One of the big issues for midwives (and any health professional for that matter) is how to keep current with clinical practice when you doing doing another full time job such as being a lecturer or researcher.
Walking the talk
On the one hand, it is vital to stay up to date and confident about clinical practice, especially when you are teaching it. I think students really respect their teachers when they see them 'walking the talk'. On the other hand, when do I fit it all in on top of my teaching, research, writing for publication, PhD studies...and, right at the bottom of the list, being a wife, mother and having a life!
There's no doubt that teaching keeps you up to date. In a lot of ways, I am probably more up to date that the average midwife, because perusing journals and reading research is part of my job. The students also keep me very grounded - I live vicariously through them. I teach clinical skills, so I do not feel I am lacking in competence. And, I have been a midwife for many years, so I do not feel I need particular experience. But having not worked in the clinical context for a while, it will be great to emerse myself in midwifery again and re-vitalize my love of working with women and their families.
The other thing that is driving this is that I have to do some clinical work next year in order to keep my practicing certificate, which I need to be able to teach.
Where, what and how?
I think the easiest way to manage this will be to take some time out and work in a maternity unit somewhere.
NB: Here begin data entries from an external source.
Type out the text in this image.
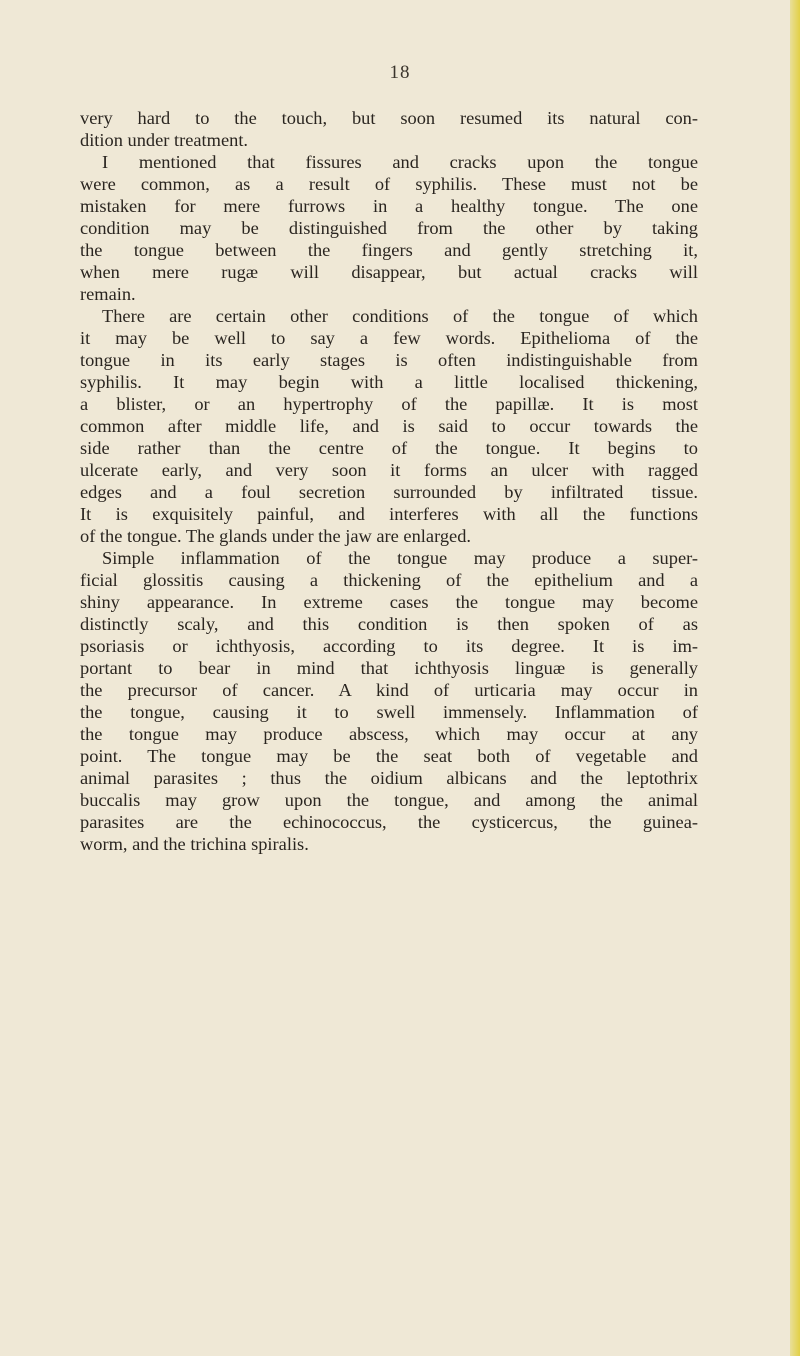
18

very hard to the touch, but soon resumed its natural con-
dition under treatment.

I mentioned that fissures and cracks upon the tongue
were common, as a result of syphilis. These must not be
mistaken for mere furrows in a healthy tongue. The one
condition may be distinguished from the other by taking
the tongue between the fingers and gently stretching it,
when mere rugæ will disappear, but actual cracks will
remain.

There are certain other conditions of the tongue of which
it may be well to say a few words. Epithelioma of the
tongue in its early stages is often indistinguishable from
syphilis. It may begin with a little localised thickening,
a blister, or an hypertrophy of the papillæ. It is most
common after middle life, and is said to occur towards the
side rather than the centre of the tongue. It begins to
ulcerate early, and very soon it forms an ulcer with ragged
edges and a foul secretion surrounded by infiltrated tissue.
It is exquisitely painful, and interferes with all the functions
of the tongue. The glands under the jaw are enlarged.

Simple inflammation of the tongue may produce a super-
ficial glossitis causing a thickening of the epithelium and a
shiny appearance. In extreme cases the tongue may become
distinctly scaly, and this condition is then spoken of as
psoriasis or ichthyosis, according to its degree. It is im-
portant to bear in mind that ichthyosis linguæ is generally
the precursor of cancer. A kind of urticaria may occur in
the tongue, causing it to swell immensely. Inflammation of
the tongue may produce abscess, which may occur at any
point. The tongue may be the seat both of vegetable and
animal parasites ; thus the oidium albicans and the leptothrix
buccalis may grow upon the tongue, and among the animal
parasites are the echinococcus, the cysticercus, the guinea-
worm, and the trichina spiralis.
I will be able to take two weeks from lecturing, and maybe even longer.
I could work at my local maternity unit at Dunedin Hospital, but as it is a tertiary unit (dealing with a lot of complications) I would want to be supernumerary. The advantage of that is that I wouldn't have to leave home. But I am not sure how beneficial that would be for my learning. I know I'd end up doing nothing but care for women who are having cesarean sections, and I do not want to spend my precious two weeks doing that.
I am sure I could be a locum anywhere in the country because of midwife shortages. I'd be welcomed with open arms at rural units, such as Queenstown. I mean, what could beat working there, one of the most picturesque places in the world. But at the same time, it's been a while since I've worked in the clinical context, so I'd want to feel I had lots of support, not to be the only midwife for miles around.
Or, I could take off and do something completely different, like work a stint in Samoa or Rarotonga, or even go to Australia.
Best learning opportunities
I guess I need to decide what I want to achieve in regards to my learning and midwifery competence before I decide where to go and what to do. I am also very mindful of my back and do not want to aggravate it in a setting where I will have to do a lot of bending and lifting.
What I think I will do first is go through the Midwifery Standards Review Process and get my portfolio up to date. This will help me decide what my learning aims are and how to go about achieving them.
How do you keep current if you are a health professional who is a lecturer, researcher or manager? Should a certain amount of clinical practice be part of our job requirements?